Logo Network
Network

Penulis Buku Puisi dari Pondok Pesantren

Pipit Widodo
.
Selasa, 31 Mei 2022 | 15:36 WIB
Penulis Buku Puisi dari Pondok Pesantren
Syamsul Ma'arif, penulis muda asal Kendal bersama Muslichin Ketua Lesbumi Kendal saat meluncurkan buku puisi "Senyummu Alamatku" dalam sebuah forum diskusi Lesbumi NU Kangkung Kendal beberapa waktu lalu.

KENDAL - Kerja penulisan barangkali memang tak sebatas memukulkan huruf-huruf semata dalam lembaran-lembaran layar Ms. Word di laptop. Akan tetapi pasti di luar itu didampingi dengan proses membaca karya-karya lain yang telah terbit sebelumnya.

Begitulah yang dilakukan oleh Syamsul Ma'arif, seorang penulis muda asal Kendal yang baru saja meluncurkan buku puisi terbarunya bertajuk "Senyummu Alamatku". Dalam buku kumpulan puisi yang diterbitkan oleh Sangkar Arah Pustaka tersebut menggunakan nama pena Syamsul Al Qondaly.

Pria kelahiran Kendal, 18 Agustus 1992 tersebut tinggal di Ngampelsari RT 01/RW05, Sendangkulon, Kangkung, Kendal. Kesehariannya saat ini dipenuhi dengan aktivitas pengabdiannya sebagai pengajar di SMP Al-Musyaffa' dan Pondok Pesantren Al-Munawwir Gringsing.

Penulis yang sempat menjalani proses tempaan ilmu di Pondok Pesantren Al-Munawwri Gringsing pada 2004-2007 dan di Al-Itqon Kendal dari 2007-2021 tersebut mengaku telah mulai menulis puisi sejak pertengahan 2013.

Dalam perjalanan proses penulisannya, awalnya ia terinspirasi dari karya Jalaluddin Rumi. Ia sangat mengidolakannya dan juga gandrung kepada beberapa penulis lain, di antaranya Pramoedya Ananta Toer, Nizar Qabbani, dan Usman Arrumiy. Selain itu pula, ia membaca buku-buku sastra lainnya dari para penulis Indonesia.

Proses penulisan yang dilakukan Syamsul cenderung dimulai dari kerja-kerja sederhana. "Di antaranya saya lakukan melalui status-status WhatsApp yang saya buat dengan sedikit kata-kata mendayu. Kemudian dari beberapa kawan yang baca memberi masukan dan dorongan. Meski beberapa lain memuji puisi-puisi saya tersebut. Lalu saya bilang sama bundanya Nalendra (Kusfitria Marstyasih dari Koruki Demak) setelah naskah tersebut lumayan lengkap, dan beliau siap membantu mencarikan penerbit. Maka kemudian jadilah buku tersebut," ungkap Syamsul.

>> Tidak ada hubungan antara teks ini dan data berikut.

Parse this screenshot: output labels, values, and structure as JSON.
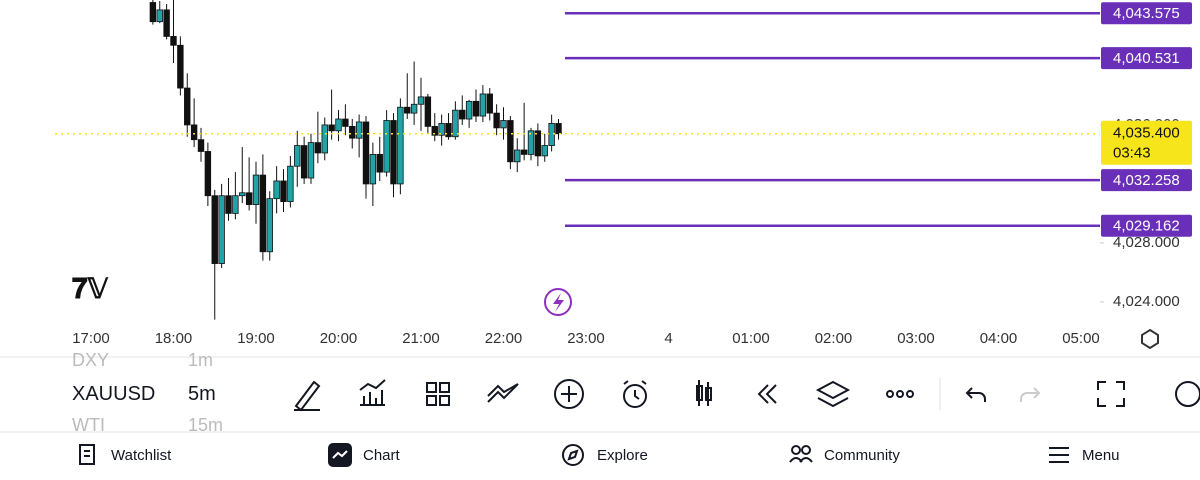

Syamsul pun mengaku sering menulis puisi-puisi tentang cinta yang hampir 70%, kemudian sisanya pendidikan, dan hal-hal lain yang ia pungut dari kehidupan sehari-hari.

Ia pun mengaku, bahwasanya setelah terbit buku puisi pertamanya tersebut, ia memiliki keinginan untuk menulis buku kumpulan biografi ulama Kendal. "Kebetulan sudah ada dua tulisan tentang biografi ulama Kendal. Salah satunya sempat dimuat di ulamanusantaracenter.com. Kemudian satunya saya gunakan untuk lomba yang diselenggarakan oleh NU Kendal Online. Alhamdulillah kala itu mendapatkan juara 3," ujar Syamsul.

Memang, bagi Syamsul, dunia pondok begitu mempengaruhinya dalam proses penulisan. Kemudian lainnya mengenai dunia cinta. "Sebenarnya lebih kepada perempuan yang belum kita miliki secara utuh dan sah yang tiada boleh kita sentuh barang seujung rambutnya pun. Maka hanyalah hatinya yang kita sentuh. Hal ini nampaknya banyak berpengaruh pada puisi-puisi buku saya itu," terangnya.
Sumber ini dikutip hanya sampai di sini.